Search code examples
snakemake

Snakemake always rebuilds targets, even when up to date


I'm new to snakemake and running into some behavior I don't understand. I have a set of fastq files with file names following the standard Illumina convention:

SAMPLENAME_SAMPLENUMBER_LANE_READ_001.fastq.gz

In a directory reads/raw_fastq. I'd like to create symbolic links to simplify the names to follow the pattern:

SAMPLENAME_READ.fastq.gz

In a directory reads/renamed_raw_fastq

My aim is that as I add new fastq files to the project, snakemake will create symlinks only for the newly-added files.
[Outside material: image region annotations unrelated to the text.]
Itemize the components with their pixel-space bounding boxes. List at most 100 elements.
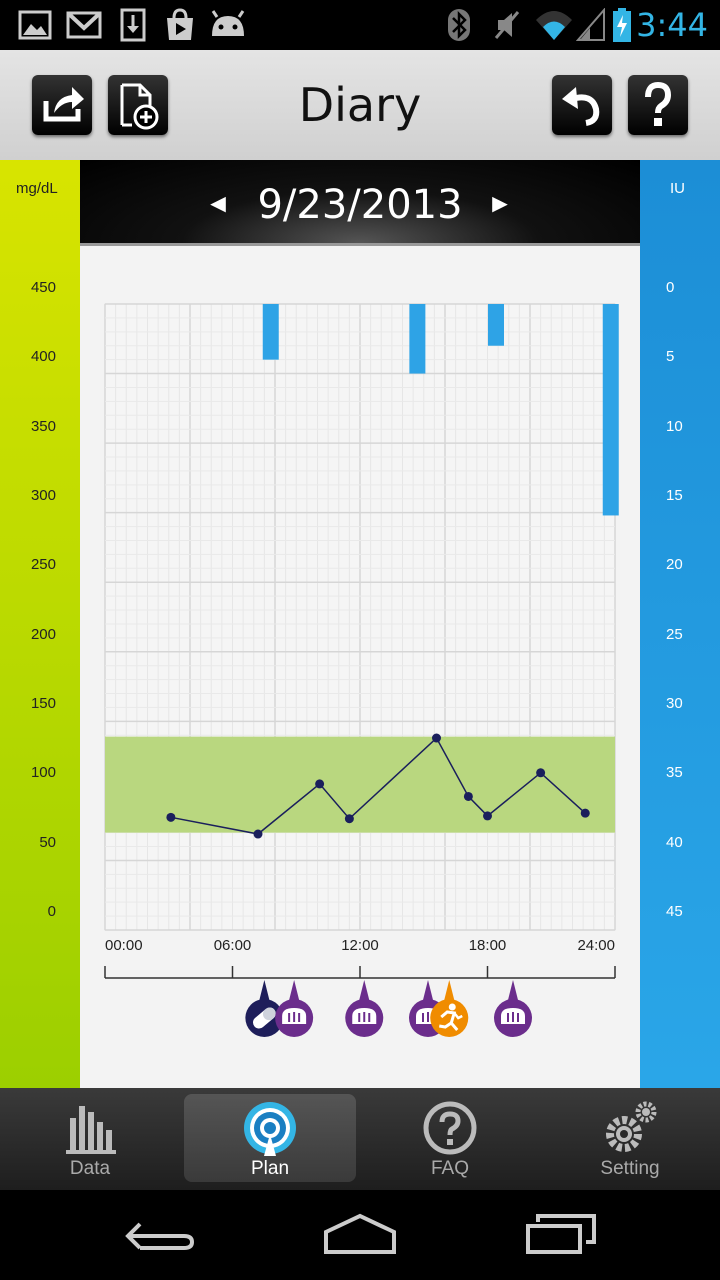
help-button[interactable] [628,75,688,135]
glucose-point[interactable] [432,733,441,743]
question-icon [423,1101,477,1155]
battery-charging-icon [613,8,631,42]
share-button[interactable] [32,75,92,135]
insulin-bar[interactable] [409,304,426,374]
glucose-tick: 350 [30,418,56,435]
time-tick-label: 12:00 [341,937,379,954]
recent-apps-icon [526,1214,596,1254]
play-store-icon [167,8,193,40]
marker-pin [358,980,371,1004]
bluetooth-icon [448,9,470,41]
exercise-event-marker[interactable] [430,980,469,1037]
add-document-icon [120,83,159,130]
recent-apps-button[interactable] [510,1208,610,1264]
clock-time: 3:44 [636,6,708,44]
marker-badge [430,999,469,1037]
glucose-point[interactable] [344,814,354,824]
nav-data-label: Data [69,1158,111,1179]
insulin-tick: 30 [666,695,683,712]
insulin-unit-label: IU [670,180,685,197]
insulin-tick: 5 [666,348,675,365]
next-day-button[interactable]: ► [487,188,513,218]
meal-icon [282,1008,307,1024]
page-title: Diary [298,78,422,132]
insulin-tick: 25 [666,626,683,643]
glucose-tick: 300 [30,487,56,504]
glucose-point[interactable] [483,811,492,821]
nav-data[interactable]: Data [4,1094,176,1182]
back-button[interactable] [110,1208,210,1264]
insulin-axis: IU 0 5 10 15 20 25 30 35 40 45 [640,160,720,1088]
marker-pin [422,980,434,1004]
gallery-icon [18,10,52,40]
glucose-point[interactable] [253,829,263,839]
marker-pin [258,980,271,1004]
help-icon [645,81,672,126]
insulin-tick: 15 [666,487,683,504]
marker-pin [288,980,301,1004]
time-tick-label: 06:00 [214,937,252,954]
nav-faq-label: FAQ [430,1158,469,1179]
insulin-tick: 10 [666,418,683,435]
glucose-point[interactable] [536,768,546,778]
nav-faq[interactable]: FAQ [364,1094,536,1182]
gmail-icon [66,11,102,39]
marker-pin [443,980,456,1004]
insulin-bar[interactable] [488,304,504,346]
glucose-point[interactable] [315,779,325,789]
back-icon [125,1222,195,1250]
prev-day-button[interactable]: ◄ [205,188,231,218]
undo-button[interactable] [552,75,612,135]
marker-pin [507,980,519,1004]
home-button[interactable] [310,1208,410,1264]
glucose-axis: mg/dL 450 400 350 300 250 200 150 100 50… [0,160,80,1088]
add-document-button[interactable] [108,75,168,135]
glucose-point[interactable] [463,791,473,801]
nav-plan[interactable]: Plan [184,1094,356,1182]
glucose-tick: 450 [30,279,56,296]
glucose-tick: 150 [30,695,56,712]
glucose-tick: 250 [30,556,56,573]
insulin-tick: 20 [666,556,683,573]
glucose-tick: 0 [47,903,56,920]
date-navigator: ◄ 9/23/2013 ► [80,160,640,246]
target-icon [244,1102,296,1156]
insulin-tick: 35 [666,764,683,781]
pill-event-marker[interactable] [245,980,284,1037]
diary-chart[interactable]: 00:00 06:00 12:00 18:00 24:00 [80,246,640,1088]
insulin-bar[interactable] [262,304,279,360]
system-navigation [0,1190,720,1280]
glucose-tick: 50 [39,834,56,851]
app-toolbar: Diary [0,50,720,160]
meal-event-marker[interactable] [494,980,532,1037]
undo-icon [562,87,600,126]
target-range-band [105,736,615,833]
home-icon [324,1213,396,1254]
meal-icon [352,1008,377,1024]
share-icon [43,87,84,122]
glucose-point[interactable] [580,808,590,818]
glucose-tick: 200 [30,626,56,643]
nav-setting-label: Setting [600,1158,660,1179]
meal-event-marker[interactable] [275,980,314,1037]
android-icon [211,10,245,36]
signal-icon [576,8,605,41]
download-icon [120,8,146,42]
mute-icon [494,11,520,39]
exercise-icon [439,1003,463,1031]
nav-setting[interactable]: Setting [544,1094,716,1182]
current-date: 9/23/2013 [257,182,463,228]
bottom-navigation: Data Plan FAQ [0,1088,720,1190]
nav-plan-label: Plan [250,1158,290,1179]
time-tick-label: 00:00 [105,937,143,954]
meal-icon [501,1008,525,1024]
diary-chart-svg: 00:00 06:00 12:00 18:00 24:00 [104,303,619,1037]
glucose-point[interactable] [166,812,176,822]
insulin-tick: 45 [666,903,683,920]
insulin-tick: 0 [666,279,675,296]
meal-event-marker[interactable] [345,980,384,1037]
glucose-tick: 400 [30,348,56,365]
insulin-bar[interactable] [602,304,619,516]
insulin-tick: 40 [666,834,683,851]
My snakefile is as follows:

# Get sample names from read file names in the "raw" directory

readRootDir = 'reads/'
readRawDir = readRootDir + 'raw_fastq/'

import os

samples = list(set([x.split('_', 1)[0] for x in os.listdir(readRawDir)]))
samples.sort()

# Generate simplified names

readRenamedRawDir = readRootDir + 'renamed_raw_fastq/'

newNames = expand(readRenamedRawDir + "{sample}_{read}.fastq.gz", sample = samples, read = ["R1", "R2"])

# Create symlinks

import glob

def getRawName(wildcards):
    rawName = glob.glob(readRawDir + wildcards.sample + "_*_" + wildcards.read + "_001.fastq.gz")[0]
    return rawName

rule all:
    input: newNames 

rule rename:
    input: getRawName
    output: "reads/renamed_raw_fastq/{sample}_{read}.fastq.gz"
    shell: "ln -sf {input} {output}"

When I run snakemake, it tries to generate the symlinks as expected but:

  1. Always tries to create the target symlinks, even when they already exist and have later timestamps than the source fastq files.

  2. Throws errors like:

MissingOutputException in line 68 of /work/nick/FAW-MIPs/renameRaw.snakefile:
Missing files after 5 seconds:
reads/renamed_raw_fastq/Ben21_R2.fastq.gz
This might be due to filesystem latency. If that is the case, consider to increase the wait time with --latency-wait.

It's almost like snakemake isn't seeing the ouput files it creates. Can anyone suggest what I might be missing here?

Thanks!


Solution

  • I think

    ln -sf {input} {output}
    

    gives a symlink pointing to a missing file, i.e., it doesn't point to the source file. You could fix it by e.g. using absolute paths, like:

    def getRawName(wildcards):
        rawName = os.path.abspath(glob.glob(readRawDir + wildcards.sample + "_*_" + wildcards.read + "_001.fastq.gz")[0])
        return rawName
    

    (As an aside, I would make sure that renaming fastq files the way you do doesn't result in a name-collision, for example when the same sample is sequenced on different lanes of the same flow cell.)